18 thoughts on “Anfibi Para’, ovvero schifezze da “esercito italiano”…

  1. Edwin

    Purtroppo la roba ricondizionata e sempre roba ricondizionata, se ti posso dare un consiglio non comprarti piu roba ricondizionata specialmente se e italiana fanno davvero schifo, io sono di Noto (SR) a Siracusa ce un negozio in viale zecchino che vende vestiti per cuochi, camerieri, meccanici, lavagisti, tute da sub, mimetiche da caccia e qualunque tipo di capo per lavori porfessionali e vendono anche anfibi, vai li e cerca degli anfibi da bosco costano sulle 70-80€ ma ti assicuro che sono indistruttibili, poi se vuoi un modello che ti duri 15-20 anni devi comprarti gli enfibi dei Lagunari marca barbarigo, spero di esserti stato di aiuto .
    NON DIMENTICARE : NON COMPRARE ROBA RICONDIZIONATA SPECIALMETE SE ITALIANA O AMERICANE “FANNU TRISCHIFU” MBARE

  2. Paolo

    Io i miei anfibi di naja ce li ho ancora e posso confermare anch’io che non possono resistere troppo a lungo (non più di 4 anni secondo mia esperienza), ma tieni conto però che io li ho portati tutti i giorni per 4 anni con qualsiasi tempo, perciò comprensibile che dopo 4 anni dell’acqua possa passare e bagnare i piedi. Prima di tale unico evento (dopo li ho cambiati) sono sempre stati perfetti! il segreto per la loro morbidezza son 2: crema da scarpe protettiva una volta al giorno per almeno 2-3 settimane e poi almeno una volta alla settimana successivamnete, lasciando la crema spalmata per almeno 15 minuti prima della lucidatura. Secondo segreto: portarli ogni giorno e sudarci dentro quanto più possibile cosicchè la suola di cuoio interna assorba il tuo sudore del piede e si ammorbidisca. Sulla rigidità dell’anfibio in se, deve essere così per la sua natura e per una necessità propria del paracadutista…l’anfibio è pensato apposta per loro, l’anfibio del lagunare è ben diverso per esempio, così quello dell’alpino e del fante.
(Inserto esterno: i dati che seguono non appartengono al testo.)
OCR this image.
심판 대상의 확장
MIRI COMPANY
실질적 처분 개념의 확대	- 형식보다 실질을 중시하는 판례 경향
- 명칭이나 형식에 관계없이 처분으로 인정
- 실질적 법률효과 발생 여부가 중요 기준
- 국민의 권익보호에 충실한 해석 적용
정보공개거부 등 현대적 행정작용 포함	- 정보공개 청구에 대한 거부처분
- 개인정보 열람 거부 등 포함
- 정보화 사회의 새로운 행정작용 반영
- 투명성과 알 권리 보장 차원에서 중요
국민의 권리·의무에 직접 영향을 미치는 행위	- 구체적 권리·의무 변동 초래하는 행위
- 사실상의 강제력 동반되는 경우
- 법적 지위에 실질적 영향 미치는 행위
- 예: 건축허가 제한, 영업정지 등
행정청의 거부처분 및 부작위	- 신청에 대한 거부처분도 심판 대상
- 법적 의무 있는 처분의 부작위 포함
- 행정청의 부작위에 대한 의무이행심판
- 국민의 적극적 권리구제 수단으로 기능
Immagina nel momento dell’atterraggio se un parà avesse ai piedi delle calzature troppo morbide! che resterebbe dei suoi piedi?
    sono stati evidenziati comunque alcune criticità piuttosto evidenti e non posso difendere tale calzatura con il paraocchi, però se fossero fatte come si deve davvero (forse i miei lo erano) per me restano i migliori anfibi mai indossati!

  3. Davide

    Vi dico solo che indossato i miei anfibi tutti i giorni per la durata del servizio (1 anno nel 1980). Li feci risuolere Vibram prima del congedo e li ho indossati ancora nel gelido inverno canadese dove vivo da 23 anni. Oggi li ho ceduti a mio figlio 19enne, che li trova “cool” e dice che gli amici lo invidieranno. Spero che un giorno li cedera’ a sua volta a suo figlio perche’ sono ancora in ottime condizioni e fortissimi. Io li ho trovati comodissimi, ma e’ vero che ho dovuto soffrire qualche settimana quando erano nuovi.
    Eccezionali!!!

    1. Khor

      eh? poche sett. fa avevo guardato l’ultimo caagloto invernale sul sito ufficiale, per cercare delle scarpe viste in negozio, si potevano acq. anche on line!! ma adesso questo sito sembra essere stato chiuso e8 cosi??

  4. drk

    ti consiglio, anche se c’è da spenderci un attimino, gli anfibi di produzione italiana CRISPI oppure altri prodotti fuori dal belpaese conosciuti come MATTERHORN !!
    davvero nulla a che vedere con gli anfibi italici 😀

  5. gian

    quanti ricordi!!!!ebbene si il trattamento è quello giusto ma agli anfibi preferisco gli scarponcini leggeri da fanteria nei quali ho passato quasi tutta la naja trascorsa al 44° gr. sqd. ale fenice aer.Belluno 2° sc.85. un saluto

  6. Maurizio P.

    Carissimo, ho letto con interesse il tuo post ed con ancora più interesse ho esaminato le foto dei tuoi anfibi.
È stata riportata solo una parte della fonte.